Returns ------- self : object

val fit_transform : 
  ?y:Ndarray.t ->
  ?fit_params:(string * Py.Object.t) list ->
  x:Ndarray.t ->
  t ->
  Ndarray.t

Fit to data, then transform it.

Fits transformer to X and y with optional parameters fit_params and returns a transformed version of X.

Parameters ---------- X : numpy array of shape n_samples, n_features Training set.

y : numpy array of shape n_samples Target values.

**fit_params : dict Additional fit parameters.

Returns ------- X_new : numpy array of shape n_samples, n_features_new Transformed array.

val get_params : ?deep:bool -> t -> Py.Object.t

Get the parameters of an estimator from the ensemble.

Parameters ---------- deep : bool Setting it to True gets the various classifiers and the parameters of the classifiers as well.

val predict : 
  ?predict_params:(string * Py.Object.t) list ->
  x:[ `Ndarray of Ndarray.t | `SparseMatrix of Csr_matrix.t ] ->
  t ->
  Ndarray.t

Predict target for X.

Parameters ---------- X : array-like, sparse matrix of shape (n_samples, n_features) Training vectors, where n_samples is the number of samples and n_features is the number of features.

**predict_params : dict of str -> obj Parameters to the `predict` called by the `final_estimator`. Note that this may be used to return uncertainties from some estimators with `return_std` or `return_cov`. Be aware that it will only accounts for uncertainty in the final estimator.

Returns ------- y_pred : ndarray of shape (n_samples,) or (n_samples, n_output) Predicted targets.

val predict_proba : 
  x:[ `Ndarray of Ndarray.t | `SparseMatrix of Csr_matrix.t ] ->
  t ->
  Ndarray.t

Predict class probabilities for X using `final_estimator_.predict_proba`.

Parameters ---------- X : array-like, sparse matrix of shape (n_samples, n_features) Training vectors, where n_samples is the number of samples and n_features is the number of features.

Returns ------- probabilities : ndarray of shape (n_samples, n_classes) or list of ndarray of shape (n_output,) The class probabilities of the input samples.

val score : 
  ?sample_weight:Ndarray.t ->
  x:Ndarray.t ->
  y:Ndarray.t ->
  t ->
  float

Return the mean accuracy on the given test data and labels.

In multi-label classification, this is the subset accuracy which is a harsh metric since you require for each sample that each label set be correctly predicted.

Parameters ---------- X : array-like of shape (n_samples, n_features) Test samples.

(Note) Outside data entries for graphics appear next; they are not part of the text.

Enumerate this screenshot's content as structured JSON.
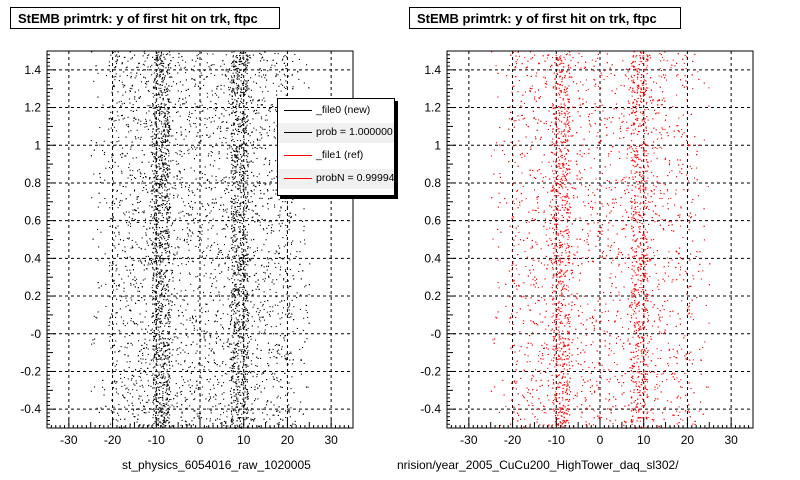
{
  "chart_data": [
    {
      "type": "scatter",
      "title": "StEMB primtrk: y of first hit on trk, ftpc",
      "xlabel": "st_physics_6054016_raw_1020005",
      "ylabel": "",
      "xlim": [
        -35,
        35
      ],
      "ylim": [
        -0.5,
        1.5
      ],
      "x_ticks": [
        -30,
        -20,
        -10,
        0,
        10,
        20,
        30
      ],
      "y_ticks": [
        -0.4,
        -0.2,
        0,
        0.2,
        0.4,
        0.6,
        0.8,
        1,
        1.2,
        1.4
      ],
      "y_tick_labels": [
        "-0.4",
        "-0.2",
        "-0",
        "0.2",
        "0.4",
        "0.6",
        "0.8",
        "1",
        "1.2",
        "1.4"
      ],
      "grid": true,
      "legend_position": "top-right",
      "series": [
        {
          "name": "_file0 (new)",
          "color": "#000000",
          "x_range": [
            -21,
            21
          ],
          "y_range": [
            -0.5,
            1.5
          ],
          "x_dense_bands": [
            [
              -11,
              -7
            ],
            [
              7,
              11
            ]
          ],
          "approx_points": 6000
        }
      ],
      "legend": [
        {
          "label": "_file0 (new)",
          "color": "#000000"
        },
        {
          "label": "prob = 1.000000",
          "color": "#000000"
        },
        {
          "label": "_file1 (ref)",
          "color": "#ff0000"
        },
        {
          "label": "probN = 0.99994",
          "color": "#ff0000"
        }
      ]
    },
    {
      "type": "scatter",
      "title": "StEMB primtrk: y of first hit on trk, ftpc",
      "xlabel": "nrision/year_2005_CuCu200_HighTower_daq_sl302/",
      "ylabel": "",
      "xlim": [
        -35,
        35
      ],
      "ylim": [
        -0.5,
        1.5
      ],
      "x_ticks": [
        -30,
        -20,
        -10,
        0,
        10,
        20,
        30
      ],
      "y_ticks": [
        -0.4,
        -0.2,
        0,
        0.2,
        0.4,
        0.6,
        0.8,
        1,
        1.2,
        1.4
      ],
      "y_tick_labels": [
        "-0.4",
        "-0.2",
        "-0",
        "0.2",
        "0.4",
        "0.6",
        "0.8",
        "1",
        "1.2",
        "1.4"
      ],
      "grid": true,
      "series": [
        {
          "name": "_file1 (ref)",
          "color": "#ff0000",
          "x_range": [
            -21,
            21
          ],
          "y_range": [
            -0.5,
            1.5
          ],
          "x_dense_bands": [
            [
              -11,
              -7
            ],
            [
              7,
              11
            ]
          ],
          "approx_points": 5000
        }
      ]
    }
  ]
}
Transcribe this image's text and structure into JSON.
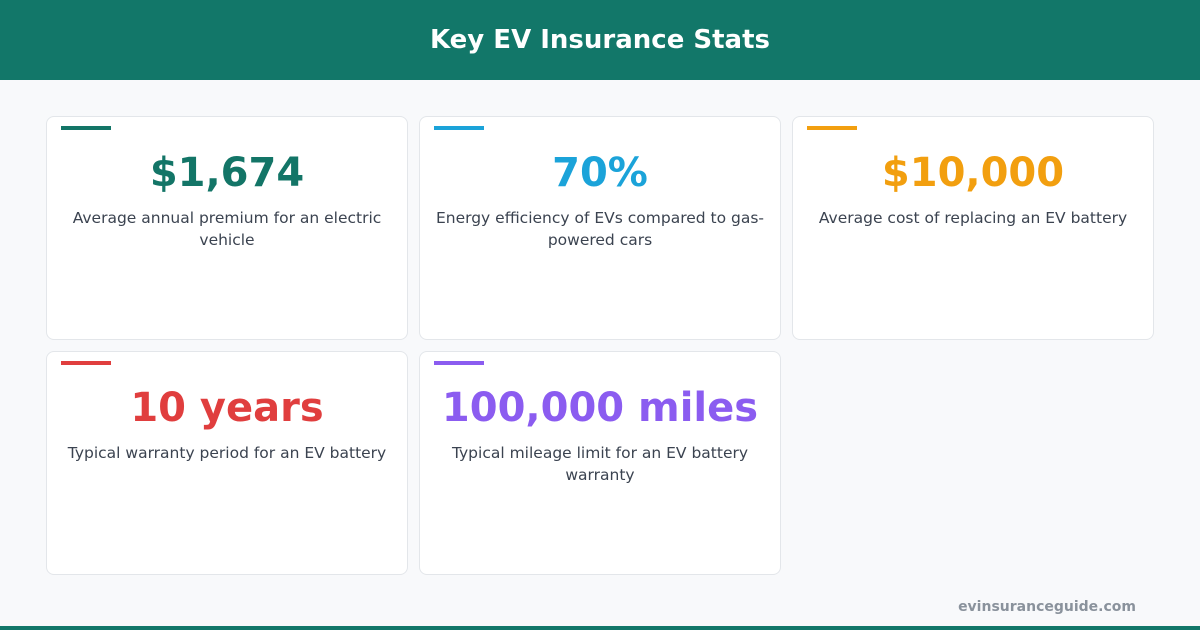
{
  "header": {
    "title": "Key EV Insurance Stats"
  },
  "cards": [
    {
      "value": "$1,674",
      "description": "Average annual premium for an electric vehicle",
      "color": "#137567"
    },
    {
      "value": "70%",
      "description": "Energy efficiency of EVs compared to gas-powered cars",
      "color": "#1ba3d9"
    },
    {
      "value": "$10,000",
      "description": "Average cost of replacing an EV battery",
      "color": "#f29f0f"
    },
    {
      "value": "10 years",
      "description": "Typical warranty period for an EV battery",
      "color": "#e03e3e"
    },
    {
      "value": "100,000 miles",
      "description": "Typical mileage limit for an EV battery warranty",
      "color": "#8b5cf0"
    }
  ],
  "footer": {
    "source": "evinsuranceguide.com"
  }
}
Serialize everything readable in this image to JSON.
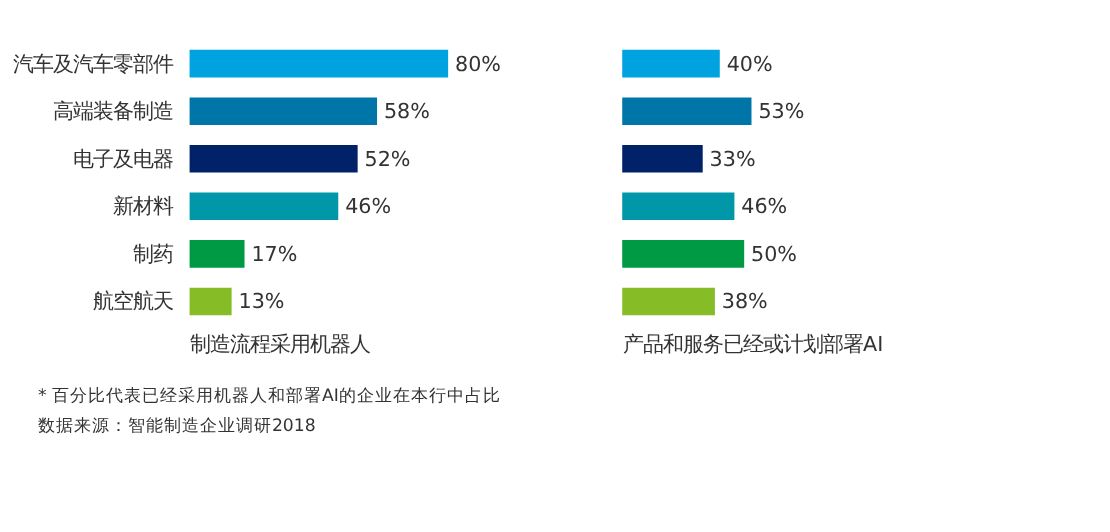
{
  "chart_data": [
    {
      "type": "bar",
      "orientation": "horizontal",
      "categories": [
        "汽车及汽车零部件",
        "高端装备制造",
        "电子及电器",
        "新材料",
        "制药",
        "航空航天"
      ],
      "values": [
        80,
        58,
        52,
        46,
        17,
        13
      ],
      "value_labels": [
        "80%",
        "58%",
        "52%",
        "46%",
        "17%",
        "13%"
      ],
      "colors": [
        "#00a3e0",
        "#0076a8",
        "#012169",
        "#0097a9",
        "#009a44",
        "#86bc25"
      ],
      "xlabel": "制造流程采用机器人",
      "tick_labels": "y",
      "annotations": [
        "* 百分比代表已经采用机器人和部署AI的企业在本行中占比",
        "数据来源：智能制造企业调研2018"
      ]
    },
    {
      "type": "bar",
      "orientation": "horizontal",
      "categories": [
        null,
        null,
        null,
        null,
        null,
        null
      ],
      "values": [
        40,
        53,
        33,
        46,
        50,
        38
      ],
      "value_labels": [
        "40%",
        "53%",
        "33%",
        "46%",
        "50%",
        "38%"
      ],
      "colors": [
        "#00a3e0",
        "#0076a8",
        "#012169",
        "#0097a9",
        "#009a44",
        "#86bc25"
      ],
      "xlabel": "产品和服务已经或计划部署AI",
      "tick_labels": false
    }
  ]
}
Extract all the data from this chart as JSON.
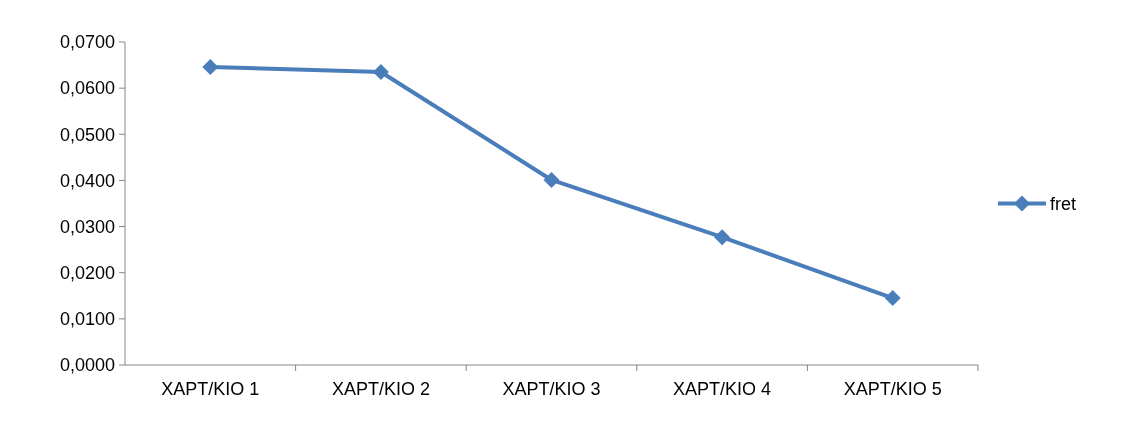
{
  "chart_data": {
    "type": "line",
    "categories": [
      "ΧΑΡΤ/ΚΙΟ 1",
      "ΧΑΡΤ/ΚΙΟ 2",
      "ΧΑΡΤ/ΚΙΟ 3",
      "ΧΑΡΤ/ΚΙΟ 4",
      "ΧΑΡΤ/ΚΙΟ 5"
    ],
    "series": [
      {
        "name": "fret",
        "color": "#4a7ebb",
        "values": [
          0.0646,
          0.0635,
          0.0401,
          0.0277,
          0.0145
        ]
      }
    ],
    "ylim": [
      0,
      0.07
    ],
    "yticks": [
      {
        "value": 0,
        "label": "0,0000"
      },
      {
        "value": 0.01,
        "label": "0,0100"
      },
      {
        "value": 0.02,
        "label": "0,0200"
      },
      {
        "value": 0.03,
        "label": "0,0300"
      },
      {
        "value": 0.04,
        "label": "0,0400"
      },
      {
        "value": 0.05,
        "label": "0,0500"
      },
      {
        "value": 0.06,
        "label": "0,0600"
      },
      {
        "value": 0.07,
        "label": "0,0700"
      }
    ],
    "marker": "diamond",
    "legend": "right",
    "grid": false
  }
}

y : array-like of shape (n_samples,) or (n_samples, n_outputs) True labels for X.

sample_weight : array-like of shape (n_samples,), default=None Sample weights.

Returns ------- score : float Mean accuracy of self.predict(X) wrt. y.

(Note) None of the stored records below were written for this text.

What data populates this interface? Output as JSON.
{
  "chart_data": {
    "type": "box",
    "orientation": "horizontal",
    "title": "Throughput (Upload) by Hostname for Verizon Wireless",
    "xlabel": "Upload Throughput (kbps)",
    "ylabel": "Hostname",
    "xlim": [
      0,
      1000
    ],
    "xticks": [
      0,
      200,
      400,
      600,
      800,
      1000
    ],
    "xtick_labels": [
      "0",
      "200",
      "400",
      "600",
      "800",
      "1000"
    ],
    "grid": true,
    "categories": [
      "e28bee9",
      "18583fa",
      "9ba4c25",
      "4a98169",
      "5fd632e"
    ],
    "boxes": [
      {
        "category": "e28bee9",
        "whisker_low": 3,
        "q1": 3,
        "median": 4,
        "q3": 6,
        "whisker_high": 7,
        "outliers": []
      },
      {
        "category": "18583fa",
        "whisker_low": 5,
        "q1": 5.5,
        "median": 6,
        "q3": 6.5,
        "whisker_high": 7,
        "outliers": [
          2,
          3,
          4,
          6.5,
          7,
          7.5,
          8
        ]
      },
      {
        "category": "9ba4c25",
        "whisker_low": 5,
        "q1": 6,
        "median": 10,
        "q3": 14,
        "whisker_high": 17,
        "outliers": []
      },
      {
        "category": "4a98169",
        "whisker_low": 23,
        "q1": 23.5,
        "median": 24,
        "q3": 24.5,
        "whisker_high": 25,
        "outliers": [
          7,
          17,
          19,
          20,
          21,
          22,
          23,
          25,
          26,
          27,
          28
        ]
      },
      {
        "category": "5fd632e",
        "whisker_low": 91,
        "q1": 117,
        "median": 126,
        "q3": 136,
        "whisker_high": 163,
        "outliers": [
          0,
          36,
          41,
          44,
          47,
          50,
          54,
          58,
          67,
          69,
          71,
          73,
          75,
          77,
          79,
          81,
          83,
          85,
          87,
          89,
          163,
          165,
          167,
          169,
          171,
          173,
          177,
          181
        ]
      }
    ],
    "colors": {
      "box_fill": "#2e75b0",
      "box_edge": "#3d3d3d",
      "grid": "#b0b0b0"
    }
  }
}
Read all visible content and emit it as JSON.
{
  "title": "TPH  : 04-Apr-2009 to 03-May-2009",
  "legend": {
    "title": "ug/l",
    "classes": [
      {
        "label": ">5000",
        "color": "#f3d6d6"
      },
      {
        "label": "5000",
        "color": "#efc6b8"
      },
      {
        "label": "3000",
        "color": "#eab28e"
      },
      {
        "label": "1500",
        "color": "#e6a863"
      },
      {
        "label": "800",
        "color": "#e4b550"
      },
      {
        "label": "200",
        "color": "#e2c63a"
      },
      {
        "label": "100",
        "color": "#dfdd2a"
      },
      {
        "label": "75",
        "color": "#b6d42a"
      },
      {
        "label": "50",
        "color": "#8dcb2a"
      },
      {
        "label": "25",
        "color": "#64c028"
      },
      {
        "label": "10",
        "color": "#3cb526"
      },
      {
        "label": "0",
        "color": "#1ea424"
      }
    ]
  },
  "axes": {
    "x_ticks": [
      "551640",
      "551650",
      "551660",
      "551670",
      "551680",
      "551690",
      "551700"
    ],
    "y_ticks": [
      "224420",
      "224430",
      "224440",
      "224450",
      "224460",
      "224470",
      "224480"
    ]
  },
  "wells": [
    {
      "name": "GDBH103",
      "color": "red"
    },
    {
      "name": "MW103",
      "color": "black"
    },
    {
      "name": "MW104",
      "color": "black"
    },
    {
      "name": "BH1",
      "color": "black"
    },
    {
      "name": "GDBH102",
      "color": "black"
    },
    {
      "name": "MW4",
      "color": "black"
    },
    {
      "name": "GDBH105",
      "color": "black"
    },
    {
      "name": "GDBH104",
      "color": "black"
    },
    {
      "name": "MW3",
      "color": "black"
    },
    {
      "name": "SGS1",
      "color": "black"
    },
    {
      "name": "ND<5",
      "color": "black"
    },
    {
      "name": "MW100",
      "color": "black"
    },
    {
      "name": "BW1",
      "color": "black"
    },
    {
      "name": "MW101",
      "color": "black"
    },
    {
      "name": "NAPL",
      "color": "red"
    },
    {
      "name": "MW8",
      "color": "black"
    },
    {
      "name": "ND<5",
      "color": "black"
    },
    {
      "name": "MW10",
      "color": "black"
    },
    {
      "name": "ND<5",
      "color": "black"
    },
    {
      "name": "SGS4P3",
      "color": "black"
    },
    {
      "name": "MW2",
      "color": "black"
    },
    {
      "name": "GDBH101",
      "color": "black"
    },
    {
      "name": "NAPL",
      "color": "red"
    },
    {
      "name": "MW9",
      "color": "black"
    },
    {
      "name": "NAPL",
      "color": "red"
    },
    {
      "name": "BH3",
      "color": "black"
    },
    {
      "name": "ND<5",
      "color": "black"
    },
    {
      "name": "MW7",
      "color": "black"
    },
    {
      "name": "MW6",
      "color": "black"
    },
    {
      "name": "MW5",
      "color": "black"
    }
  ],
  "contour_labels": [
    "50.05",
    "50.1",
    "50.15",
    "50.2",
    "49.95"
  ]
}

val set_params : ?params:(string * Py.Object.t) list -> t -> t

Set the parameters of an estimator from the ensemble.

Valid parameter keys can be listed with `get_params()`.

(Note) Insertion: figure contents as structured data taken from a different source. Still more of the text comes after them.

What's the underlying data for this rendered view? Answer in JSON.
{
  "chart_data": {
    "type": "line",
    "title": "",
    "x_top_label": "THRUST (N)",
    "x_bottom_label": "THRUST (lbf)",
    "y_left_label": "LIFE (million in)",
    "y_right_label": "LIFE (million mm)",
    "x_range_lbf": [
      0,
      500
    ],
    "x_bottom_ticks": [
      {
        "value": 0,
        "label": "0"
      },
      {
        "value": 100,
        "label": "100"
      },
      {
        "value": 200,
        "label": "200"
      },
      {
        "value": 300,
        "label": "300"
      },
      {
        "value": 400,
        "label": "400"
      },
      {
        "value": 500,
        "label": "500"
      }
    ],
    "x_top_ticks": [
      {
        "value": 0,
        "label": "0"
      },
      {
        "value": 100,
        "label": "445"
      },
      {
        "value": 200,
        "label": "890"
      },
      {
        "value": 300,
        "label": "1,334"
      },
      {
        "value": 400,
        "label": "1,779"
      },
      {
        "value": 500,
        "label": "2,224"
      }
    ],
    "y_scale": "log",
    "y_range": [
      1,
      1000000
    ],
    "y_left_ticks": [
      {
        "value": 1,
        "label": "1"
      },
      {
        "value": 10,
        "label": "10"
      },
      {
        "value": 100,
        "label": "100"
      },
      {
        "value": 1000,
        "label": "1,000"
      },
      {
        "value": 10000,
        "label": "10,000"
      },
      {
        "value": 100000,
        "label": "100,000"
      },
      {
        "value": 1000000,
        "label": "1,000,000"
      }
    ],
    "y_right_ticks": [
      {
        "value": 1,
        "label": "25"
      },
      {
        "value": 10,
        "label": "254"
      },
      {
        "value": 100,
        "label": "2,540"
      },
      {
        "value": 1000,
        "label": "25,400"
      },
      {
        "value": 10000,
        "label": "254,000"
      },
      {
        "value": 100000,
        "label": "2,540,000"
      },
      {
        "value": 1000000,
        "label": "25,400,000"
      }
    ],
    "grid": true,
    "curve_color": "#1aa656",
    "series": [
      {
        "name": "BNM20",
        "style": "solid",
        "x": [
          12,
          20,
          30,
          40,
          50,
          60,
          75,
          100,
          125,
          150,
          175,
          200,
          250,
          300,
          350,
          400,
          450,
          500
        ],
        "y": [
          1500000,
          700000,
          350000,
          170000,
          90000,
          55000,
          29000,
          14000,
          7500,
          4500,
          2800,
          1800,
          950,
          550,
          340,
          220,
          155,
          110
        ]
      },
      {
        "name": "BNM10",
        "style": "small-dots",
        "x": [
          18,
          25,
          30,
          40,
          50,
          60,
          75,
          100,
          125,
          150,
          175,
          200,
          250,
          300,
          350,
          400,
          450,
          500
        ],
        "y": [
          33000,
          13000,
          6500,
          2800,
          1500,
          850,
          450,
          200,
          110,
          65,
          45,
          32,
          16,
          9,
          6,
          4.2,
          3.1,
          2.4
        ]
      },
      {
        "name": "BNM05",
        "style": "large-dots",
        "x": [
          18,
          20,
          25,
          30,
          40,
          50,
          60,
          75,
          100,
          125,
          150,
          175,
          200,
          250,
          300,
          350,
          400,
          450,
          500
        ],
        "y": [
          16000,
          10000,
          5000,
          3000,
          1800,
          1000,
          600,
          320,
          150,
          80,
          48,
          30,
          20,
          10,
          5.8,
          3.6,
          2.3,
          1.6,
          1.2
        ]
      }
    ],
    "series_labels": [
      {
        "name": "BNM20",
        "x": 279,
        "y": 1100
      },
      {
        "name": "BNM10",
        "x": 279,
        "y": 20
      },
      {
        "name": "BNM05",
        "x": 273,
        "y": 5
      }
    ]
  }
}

Parameters ---------- **params : keyword arguments Specific parameters using e.g. `set_params(parameter_name=new_value)`. In addition, to setting the parameters of the stacking estimator, the individual estimator of the stacking estimators can also be set, or can be removed by setting them to 'drop'.

val transform : 
  x:[ `Ndarray of Ndarray.t | `SparseMatrix of Csr_matrix.t ] ->
  t ->
  Ndarray.t

Return class labels or probabilities for X for each estimator.

Parameters ---------- X : array-like, sparse matrix of shape (n_samples, n_features) Training vectors, where `n_samples` is the number of samples and `n_features` is the number of features.

Returns ------- y_preds : ndarray of shape (n_samples, n_estimators) or (n_samples, n_classes * n_estimators) Prediction outputs for each estimator.

val estimators_ : t -> Py.Object.t

Attribute estimators_: see constructor for documentation

val named_estimators_ : t -> Py.Object.t

Attribute named_estimators_: see constructor for documentation

val final_estimator_ : t -> Py.Object.t

Attribute final_estimator_: see constructor for documentation

val stack_method_ : t -> string list

Attribute stack_method_: see constructor for documentation

val to_string : t -> string

Print the object to a human-readable representation.

val show : t -> string

Print the object to a human-readable representation.

val pp : Format.formatter -> t -> unit

Pretty-print the object to a formatter.